Über das Parallel-Treffen der "Shanghaier Organisation für Zusammenarbeit", SCO in Qingdao, China, berichtet die ARD-aktuell-Redaktion in ganz anderer Diktion: Nicht um "Werte" gehe es da, sondern um "Interessen" (natürlich illegitime, wird unterschwellig angedeutet). Golineh Atai, russophobe Vorfeldaktivistin der ARD, von einem Geistesblitz nach dem anderen getroffen:

Besonders Russland versucht, das Treffen als Konkurrenzveranstaltung etwa zu G7 zu präsentieren. Seit Russlands Destabilisierung der Ukraine und den darauffolgenden westlichen Sanktionen muss Moskau in Asien nach politischer Legitimität suchen, um sich als Weltmacht zu positionieren.

Nicht einmal die USA selbst leugnen, den Putsch in Kiew (regime change!) finanziert und organisiert zu haben, doch eine Atai ficht das nicht an. Es kratzt sie auch die Beweisnot bei ihrer Behauptung nicht, dass Russland in dem Treffen in China eine Konkurrenzveranstaltung zum G7-Gipfel in Kanada sehe. Was braucht es noch Sachlichkeit und Argumente, wenn man die „richtige“ Meinung hat? Da lässt eine Atai auch schon mal weg, was die Schwachsinnsharmonie der WWG stören könnte. Beispielsweise dieses Zitat des russischen Präsidenten Putin, es datiert vom Treffen in Shanghai und bezog sich auf den angeblichen Giftanschlag auf Vater und Tochter Skripal:

... haben alle (beim G7-Gipfel) in Bezug auf das Ereignis in Salisbury Solidarität mit London gezeigt. Wieder wurde nichts Konkretes gesagt. ... Ich denke, wir müssen all dieses kreative Gelaber beenden und zu konkreten Fragen übergehen, die mit der realen Kooperation verbunden sind.
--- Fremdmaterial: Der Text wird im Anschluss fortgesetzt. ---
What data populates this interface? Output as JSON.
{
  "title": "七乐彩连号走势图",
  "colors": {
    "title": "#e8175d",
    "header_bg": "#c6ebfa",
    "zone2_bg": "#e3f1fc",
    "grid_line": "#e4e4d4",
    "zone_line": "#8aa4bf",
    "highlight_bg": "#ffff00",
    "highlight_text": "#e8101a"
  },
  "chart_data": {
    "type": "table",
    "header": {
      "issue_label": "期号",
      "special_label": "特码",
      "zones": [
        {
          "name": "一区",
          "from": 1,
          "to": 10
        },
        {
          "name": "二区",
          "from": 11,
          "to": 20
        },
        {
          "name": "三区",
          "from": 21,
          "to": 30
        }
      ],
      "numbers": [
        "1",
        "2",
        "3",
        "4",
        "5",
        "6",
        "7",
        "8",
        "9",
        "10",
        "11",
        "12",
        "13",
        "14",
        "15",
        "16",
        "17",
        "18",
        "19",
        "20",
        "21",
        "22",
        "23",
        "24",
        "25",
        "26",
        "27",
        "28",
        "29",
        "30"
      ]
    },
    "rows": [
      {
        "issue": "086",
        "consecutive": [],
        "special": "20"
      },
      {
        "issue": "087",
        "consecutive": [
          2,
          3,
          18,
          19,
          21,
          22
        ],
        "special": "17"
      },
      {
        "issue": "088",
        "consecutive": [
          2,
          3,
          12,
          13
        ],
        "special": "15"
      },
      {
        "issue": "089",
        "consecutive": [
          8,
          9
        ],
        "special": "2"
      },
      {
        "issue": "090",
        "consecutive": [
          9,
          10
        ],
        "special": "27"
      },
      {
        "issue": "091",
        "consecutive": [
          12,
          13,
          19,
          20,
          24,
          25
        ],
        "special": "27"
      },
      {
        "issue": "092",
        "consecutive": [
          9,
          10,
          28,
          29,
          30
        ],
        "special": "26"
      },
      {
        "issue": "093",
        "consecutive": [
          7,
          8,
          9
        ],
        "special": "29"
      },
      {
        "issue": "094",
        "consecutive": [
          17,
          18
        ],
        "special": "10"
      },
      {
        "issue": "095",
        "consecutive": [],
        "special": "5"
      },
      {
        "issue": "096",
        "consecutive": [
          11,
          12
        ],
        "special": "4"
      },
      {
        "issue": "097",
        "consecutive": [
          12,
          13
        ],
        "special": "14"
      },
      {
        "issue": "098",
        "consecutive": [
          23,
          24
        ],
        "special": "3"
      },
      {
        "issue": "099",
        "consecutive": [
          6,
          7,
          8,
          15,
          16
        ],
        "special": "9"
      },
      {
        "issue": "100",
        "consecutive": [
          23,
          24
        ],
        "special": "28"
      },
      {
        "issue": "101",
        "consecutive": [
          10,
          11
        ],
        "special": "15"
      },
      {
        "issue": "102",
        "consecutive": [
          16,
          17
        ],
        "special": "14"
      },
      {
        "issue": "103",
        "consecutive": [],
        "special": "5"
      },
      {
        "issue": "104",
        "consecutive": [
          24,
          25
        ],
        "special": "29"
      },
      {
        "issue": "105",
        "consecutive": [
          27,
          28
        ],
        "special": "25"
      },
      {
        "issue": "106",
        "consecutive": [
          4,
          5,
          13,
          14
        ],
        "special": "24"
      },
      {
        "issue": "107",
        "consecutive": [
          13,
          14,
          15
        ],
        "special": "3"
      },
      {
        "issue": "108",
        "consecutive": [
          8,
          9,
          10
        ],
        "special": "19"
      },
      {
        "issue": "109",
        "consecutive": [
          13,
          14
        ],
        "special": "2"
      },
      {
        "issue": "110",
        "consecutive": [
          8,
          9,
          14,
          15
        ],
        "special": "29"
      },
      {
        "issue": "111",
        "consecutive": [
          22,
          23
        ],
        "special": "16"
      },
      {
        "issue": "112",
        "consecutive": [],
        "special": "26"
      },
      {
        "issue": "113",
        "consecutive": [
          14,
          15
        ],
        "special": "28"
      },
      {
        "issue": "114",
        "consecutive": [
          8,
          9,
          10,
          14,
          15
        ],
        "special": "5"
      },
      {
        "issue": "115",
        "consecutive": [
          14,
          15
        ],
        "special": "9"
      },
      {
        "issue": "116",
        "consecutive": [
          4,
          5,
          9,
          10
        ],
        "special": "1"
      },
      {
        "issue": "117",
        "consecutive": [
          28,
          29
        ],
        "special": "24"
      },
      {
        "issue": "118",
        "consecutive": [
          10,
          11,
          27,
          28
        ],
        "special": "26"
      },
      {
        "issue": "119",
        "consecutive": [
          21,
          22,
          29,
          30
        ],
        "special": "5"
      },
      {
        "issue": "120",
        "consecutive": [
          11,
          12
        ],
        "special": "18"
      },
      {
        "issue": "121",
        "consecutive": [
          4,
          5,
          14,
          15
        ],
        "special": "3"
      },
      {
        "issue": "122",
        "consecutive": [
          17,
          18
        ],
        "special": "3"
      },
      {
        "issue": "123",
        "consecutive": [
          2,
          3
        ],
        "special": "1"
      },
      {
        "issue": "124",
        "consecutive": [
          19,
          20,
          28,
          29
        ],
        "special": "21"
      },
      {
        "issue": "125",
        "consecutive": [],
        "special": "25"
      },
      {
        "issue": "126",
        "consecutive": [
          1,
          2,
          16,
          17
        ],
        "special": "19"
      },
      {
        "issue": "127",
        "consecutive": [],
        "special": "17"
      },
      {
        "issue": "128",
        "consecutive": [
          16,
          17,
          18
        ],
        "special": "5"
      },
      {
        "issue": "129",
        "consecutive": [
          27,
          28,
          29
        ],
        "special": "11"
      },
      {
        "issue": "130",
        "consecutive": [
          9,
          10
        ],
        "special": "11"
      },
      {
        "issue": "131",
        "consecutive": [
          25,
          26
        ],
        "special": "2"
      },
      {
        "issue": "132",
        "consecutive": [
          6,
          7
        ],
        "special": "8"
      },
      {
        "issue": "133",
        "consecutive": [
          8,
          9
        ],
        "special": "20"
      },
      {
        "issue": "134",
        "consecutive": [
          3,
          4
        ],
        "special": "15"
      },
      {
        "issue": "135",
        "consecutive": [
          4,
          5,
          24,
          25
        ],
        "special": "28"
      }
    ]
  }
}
Putin bezog sich auf das Gelaber westlicher Politiker. Für Leute wie Atai, Schwarte oder ARD-aktuell-Chefredakteur Gniffke hat er keine Zeit. Umso aufmerksamer sollten wir Zuschauer das Gelaber dieser Hetzpropagandisten beobachten.

Quellen:

https://www.tagesschau.de/ausland/g7-abschlusserklaerung-101.html

https://kenfm.de/tagesdosis-8-6-2018-us-geheimdienstwitz-des-tages/

https://www.heise.de/tp/features/G-7-Einig-bei-Vorwuerfen-gegen-Russlands-Destabilisierungsmassnahmen-4075291.html

https://www.tagesschau.de/kommentar/g7-kommentar-schwarte-101.html

https://www.tagesschau.de/ausland/sco-gipfel-101.html

Das Autoren-Team:

Friedhelm Klinkhammer, Jahrgang 1944, Jurist. 1975 bis 2008 Mitarbeiter des NDR, zeitweise Vorsitzender des NDR-Gesamtpersonalrats und des ver.di-Betriebsverbandes sowie Referent einer Funkhausdirektorin.

Volker Bräutigam, Jahrgang 1941, Redakteur. 1975 bis 1996 im NDR, zunächst in der Tagesschau, von 1985 an in der Kulturredaktion für N3. Danach Lehr- und Forschungsauftrag an der Fu-Jen-Uni in Taipeh.

Anmerkung der Autoren:

Unsere Beiträge stehen zur freien Verfügung. Wir schreiben nicht für Honorar, sondern gegen die „mediale Massenverblödung“ (in memoriam Peter Scholl-Latour). Die Texte werden zumeist auf der Seite http://forum.publikumskonferenz.de/dokumentiert.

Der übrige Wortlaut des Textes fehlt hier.